Il cosigne l’adaptation avec Camille de la Guillonnière et met en scène, l’œuvre de Rabelais en respectant l’esprit et la lettre. Treize comédiens, chanteurs, musiciens, tous extraordinaires, se partagent les multiples rôles de la saga de Pantagruel : Marc Bollengier, François Deblock, Patrick Delattre, Karyll Elgrichi, Samuel Glaumé, Benjamin Guillard en alternance avec Teddy Melis, Camille de la Guillonière, Jacques Hadjaje, Gosha Kowalinska, Blanche Leleu, Clara Mayer, Geoffroy Rondeau, Hugo Sablic, lesquels, en dignes pantagruelistes touchent à tous les arts.
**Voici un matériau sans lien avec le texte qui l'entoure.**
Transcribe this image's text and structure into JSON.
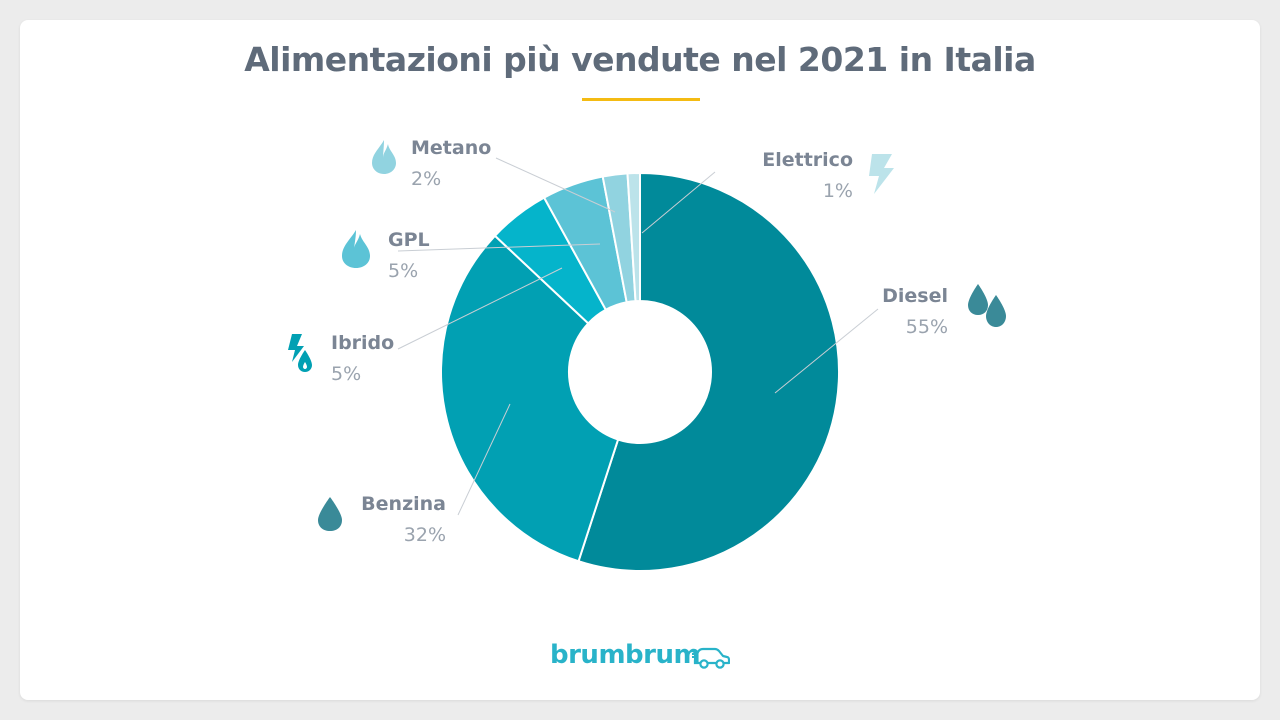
{
  "chart_data": {
    "type": "pie",
    "title": "Alimentazioni più vendute nel 2021 in Italia",
    "slices": [
      {
        "label": "Diesel",
        "percent_label": "55%",
        "value": 55,
        "color": "#018a9a",
        "icon": "double-drop-icon"
      },
      {
        "label": "Benzina",
        "percent_label": "32%",
        "value": 32,
        "color": "#01a0b3",
        "icon": "drop-icon"
      },
      {
        "label": "Ibrido",
        "percent_label": "5%",
        "value": 5,
        "color": "#05b4cb",
        "icon": "hybrid-bolt-drop-icon"
      },
      {
        "label": "GPL",
        "percent_label": "5%",
        "value": 5,
        "color": "#5cc3d6",
        "icon": "flame-icon"
      },
      {
        "label": "Metano",
        "percent_label": "2%",
        "value": 2,
        "color": "#91d3e0",
        "icon": "flame-icon"
      },
      {
        "label": "Elettrico",
        "percent_label": "1%",
        "value": 1,
        "color": "#bce3ea",
        "icon": "bolt-icon"
      }
    ]
  },
  "brand": {
    "name": "brumbrum",
    "logo_icon": "car-icon",
    "accent_color": "#29b3c9"
  },
  "underline_color": "#f4bb13"
}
La scénographie et les costumes de Lauriane Scimemi conduisent les spectateurs dans ce voyage initiatique qui conduit Pantagruel, Panurge, frère Jean et les autres aux confins de la terre, en ce lieu où les paroles sont « gelées » et où les protagonistes les libèrent.« Paroles piquantes, paroles sanglantes, paroles honorifiques » ou « mal plaisantes », ces « mots de gueule » dégèlent entre « très bons et joyeux pantagruelistes ».
Car il s’agit bien en libérant la parole, de libérer l’esprit, les mœurs, la société tout entière.
Pour ceux qui craindraient de ne pas comprendre cette langue du XVIe siècle, Jean Bellorini a prévu un interprète, Alcofribas Nazier* lui-même qui vous donne commentaire et traduction et accompagne les héros dans leur pérégrination.
Vous vous souvenez sans doute du premier conseil donné par Rabelais :
« Dépouillez-vous de toute affection
Et le lisant ne vous scandalisez »
Et de sa maxime :
« Voyant le deuil qui vous mine et consomme
Mieux est de rire que de larmes escrire
Pour ce que rire est le propre de l’homme »,
Aujourd’hui, à la question « Rabelais est-il mort ? » Jean Bellorini répond :
« Non sa meilleure part a repris ses esprits
Pour nous faire présent de l’un de ses escrits
Qui le rend entre tous, immortel et fait vivre »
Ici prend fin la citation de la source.